New Mortgage Rule Effective January 10, 2014

If you’re in the market for a new home then you should be aware of a new mortgage rule, The Ability to Repay Rule, which takes effect January 10, 2014. The Consumer Financial Protection Bureau amended Regulation Z, a regulation that requires creditors to make a reasonable, good faith determination of a consumer’s ability to repay any consumer credit transaction secured by a dwelling. This means that consumers in the market were able to be granted loans, even if they weren’t able to afford them.

When you apply for a loan you may assume that the lender will not make you a loan that you cannot afford. Unfortunately, this hasn’t been the case. Years down the road homebuyers have been finding themselves unable to pay the loans back, resulting in foreclosure of their home. The Ability to Repay Rule requires that before lenders make a mortgage loan, they look at a consumer’s financial information to be sure that they can afford to repay the loan. This requires that borrowers’ financial information, employment status, income, assets and debt, be supplied and verified by lenders, thereby eliminating no- or low-doc loans. That information, including debt-to-income ratio, must be used to prove that the borrower has the ability to pay back a loan.

So what do this mean to you if you’re in the market for a new home?
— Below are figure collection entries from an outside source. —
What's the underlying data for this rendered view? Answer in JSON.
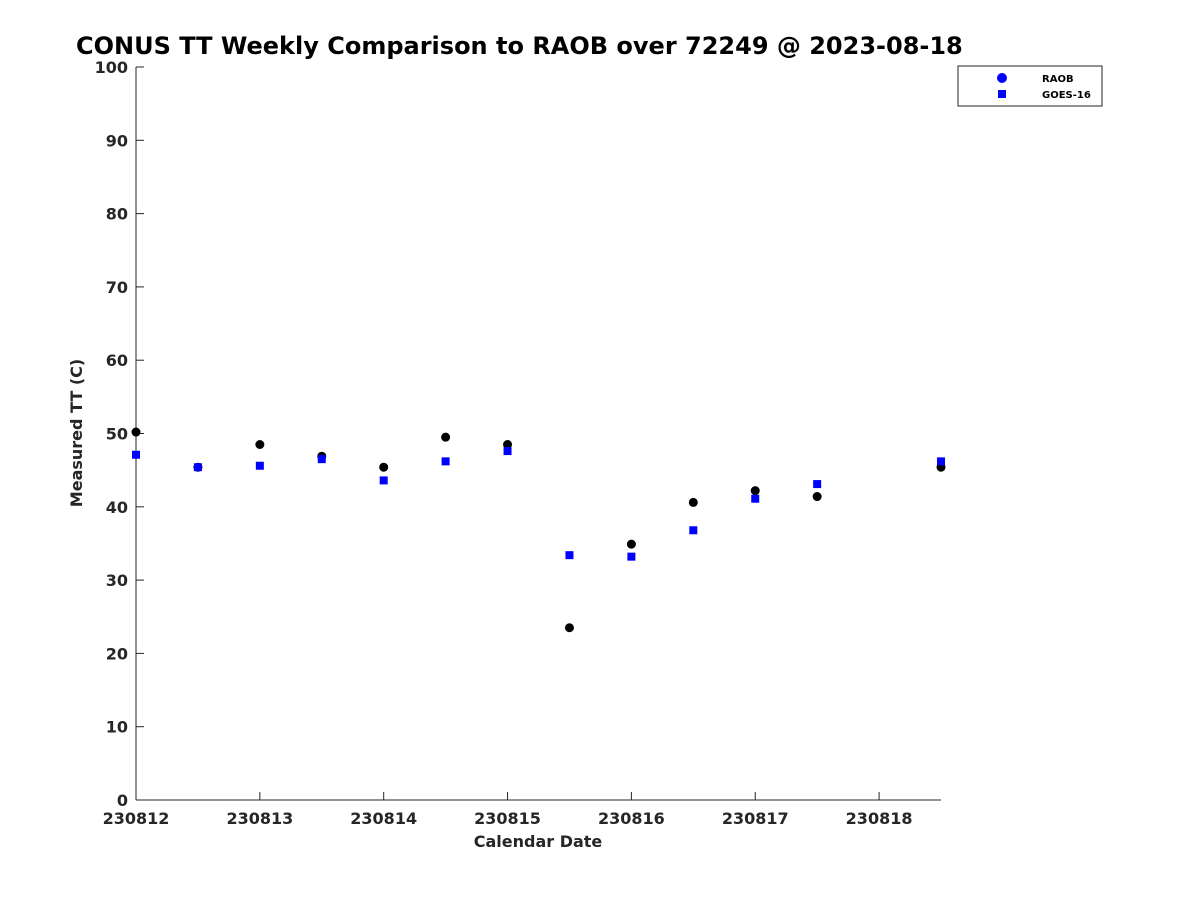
{
  "chart_data": {
    "type": "scatter",
    "title": "CONUS TT Weekly Comparison to RAOB over 72249 @ 2023-08-18",
    "xlabel": "Calendar Date",
    "ylabel": "Measured TT (C)",
    "xlim": [
      0,
      6.5
    ],
    "ylim": [
      0,
      100
    ],
    "x_tick_values": [
      0,
      1,
      2,
      3,
      4,
      5,
      6
    ],
    "x_tick_labels": [
      "230812",
      "230813",
      "230814",
      "230815",
      "230816",
      "230817",
      "230818"
    ],
    "y_ticks": [
      0,
      10,
      20,
      30,
      40,
      50,
      60,
      70,
      80,
      90,
      100
    ],
    "grid": false,
    "legend_position": "top-right",
    "series": [
      {
        "name": "RAOB",
        "marker": "circle",
        "color": "#000000",
        "legend_color": "#0000ff",
        "x": [
          0,
          0.5,
          1,
          1.5,
          2,
          2.5,
          3,
          3.5,
          4,
          4.5,
          5,
          5.5,
          6.5
        ],
        "y": [
          50.2,
          45.4,
          48.5,
          46.9,
          45.4,
          49.5,
          48.5,
          23.5,
          34.9,
          40.6,
          42.2,
          41.4,
          45.4
        ]
      },
      {
        "name": "GOES-16",
        "marker": "square",
        "color": "#0000ff",
        "x": [
          0,
          0.5,
          1,
          1.5,
          2,
          2.5,
          3,
          3.5,
          4,
          4.5,
          5,
          5.5,
          6.5
        ],
        "y": [
          47.1,
          45.4,
          45.6,
          46.5,
          43.6,
          46.2,
          47.6,
          33.4,
          33.2,
          36.8,
          41.1,
          43.1,
          46.2
        ]
      }
    ]
  }
}
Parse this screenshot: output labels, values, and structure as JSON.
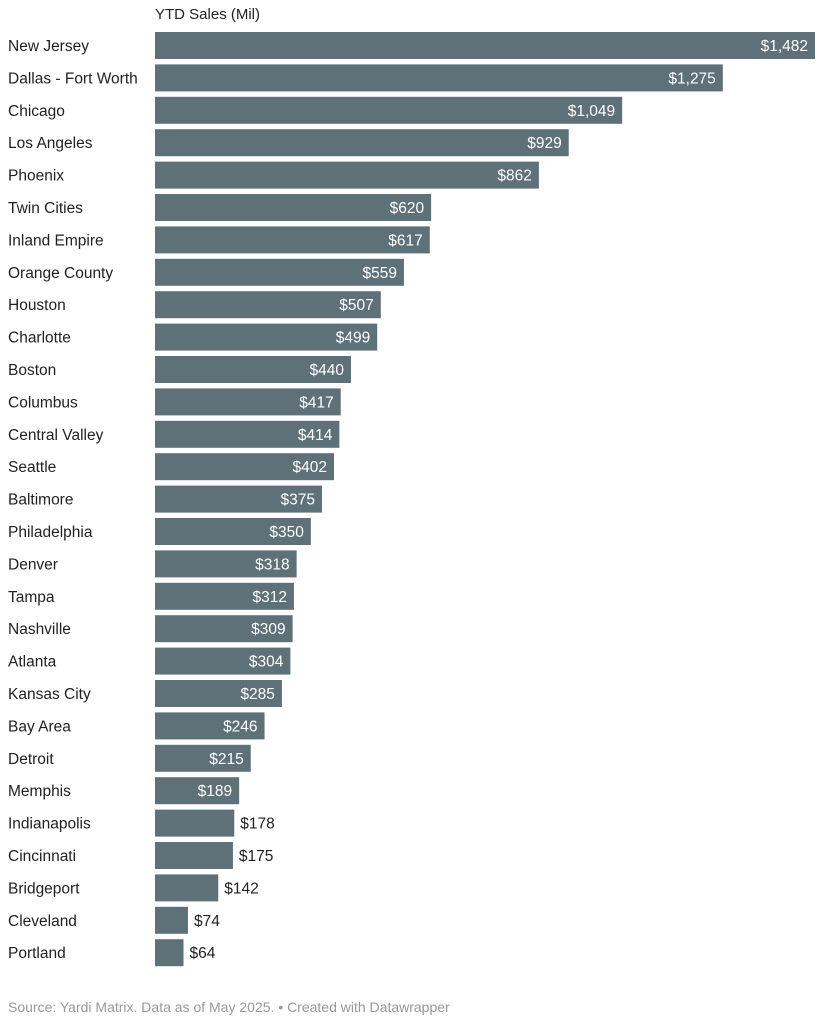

  • A lender must collect and verify your financial information including your current income or assets, current employment status, credit history, monthly payment for the mortgage and on other mortgage loans you get at the same time, property taxes and other debts.
  • You must have enough assets or income to pay back the mortgage.
  • A lender can no longer determine your ability to repay using “teaser” rates.
  • The rule includes exceptions for refinancing a consumer out of a risky loan.

The rule protects home buyers from potential shady lenders, making sure that homebuyers get a mortgage loan that they can afford. The rule will also help make sure that responsible lenders aren’t forced to compete with reckless lenders that are engaged in risky practices.